Thursday, 13 July 2017

Tips for Phd Students


1) Write early and write often

Writing early will help you to develop and maintain your writing skills for when the time comes to write a full-fledged paper. By writing often you will accumulate content that you can reuse when you need to write abstracts, papers or proposals.

2) Register To Courses

Some PhD’s have to follow an extensive curriculum of courses. Others they can voluntarily attend workshops to develop some useful skills.

3) Start A Literature Review:

You need to find what’s been done before in your field. What still needs to be done. What are the hot topics. You need to see where your research fits.You need to find papers, read them, summarise them and organise your learnings.

4) Choose  preferred Space and time

Everyone has a preferred place and most productive time of day.
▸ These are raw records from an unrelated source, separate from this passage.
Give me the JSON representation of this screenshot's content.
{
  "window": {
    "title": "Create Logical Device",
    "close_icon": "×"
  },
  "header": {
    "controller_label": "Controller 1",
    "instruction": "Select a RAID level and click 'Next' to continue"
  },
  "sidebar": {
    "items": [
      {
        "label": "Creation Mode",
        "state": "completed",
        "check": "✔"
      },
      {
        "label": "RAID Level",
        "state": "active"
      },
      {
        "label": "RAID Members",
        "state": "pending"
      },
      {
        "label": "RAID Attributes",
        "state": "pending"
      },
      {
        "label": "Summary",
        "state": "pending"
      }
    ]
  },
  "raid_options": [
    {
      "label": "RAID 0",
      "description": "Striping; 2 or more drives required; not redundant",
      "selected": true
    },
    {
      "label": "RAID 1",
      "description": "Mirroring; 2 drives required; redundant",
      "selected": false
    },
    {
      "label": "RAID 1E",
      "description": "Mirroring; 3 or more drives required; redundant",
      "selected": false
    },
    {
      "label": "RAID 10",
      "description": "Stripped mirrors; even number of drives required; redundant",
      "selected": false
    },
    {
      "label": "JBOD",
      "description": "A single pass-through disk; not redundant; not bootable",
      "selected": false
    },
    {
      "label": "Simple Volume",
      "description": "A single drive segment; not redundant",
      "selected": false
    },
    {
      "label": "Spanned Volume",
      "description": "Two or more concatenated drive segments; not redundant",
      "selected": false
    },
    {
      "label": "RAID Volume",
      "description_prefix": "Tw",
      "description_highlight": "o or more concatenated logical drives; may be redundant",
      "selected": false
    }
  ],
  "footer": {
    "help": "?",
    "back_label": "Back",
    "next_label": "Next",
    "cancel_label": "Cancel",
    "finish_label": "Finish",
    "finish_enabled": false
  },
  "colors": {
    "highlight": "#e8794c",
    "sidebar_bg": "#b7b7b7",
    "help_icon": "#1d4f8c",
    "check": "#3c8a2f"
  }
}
Find yourself a working place, somewhere that you feel comfortable and able to stay and work for a period of time. Similarly, whether a lark or a night-owl, identify when you best work and use it.

5) Know Your References / Bibliography

An intimate knowledge of your field is key, for a number of reasons. First and foremost, you don’t want to be that one PhDstudent who spends 4 years on a project, only to find out when writing the thesis that someone did the exact same work 20 years ago, thus invalidating the novelty of your contribution
 
6) Put Yourself in Your Examiner’s Shoes

Your examiners are busy people, so try to not piss them off. Here’s what’s probably going on through their mind when they open up your work: “oh no, not another thesis to read”, tempered with a faint optimism of “it might help me keep up to date with this area of research” and “it might teach me something or inspire me”. They’ll probably read your baby on trains, planes and in the back row of departmental seminars and meetings. They’ll love a good abstract, proper citing of the right papers, clear arguments, complete contents, and any papers you’ve published will help put them on your side. And some will think that they haven’t done their job unless they find corrections to give back to you; don’t let that faze you.

 7) Backup, Backup, Backup

Put your thesis on multiple computers, put in on USB sticks, put in on external hard drives, and put in on a cloud-storage.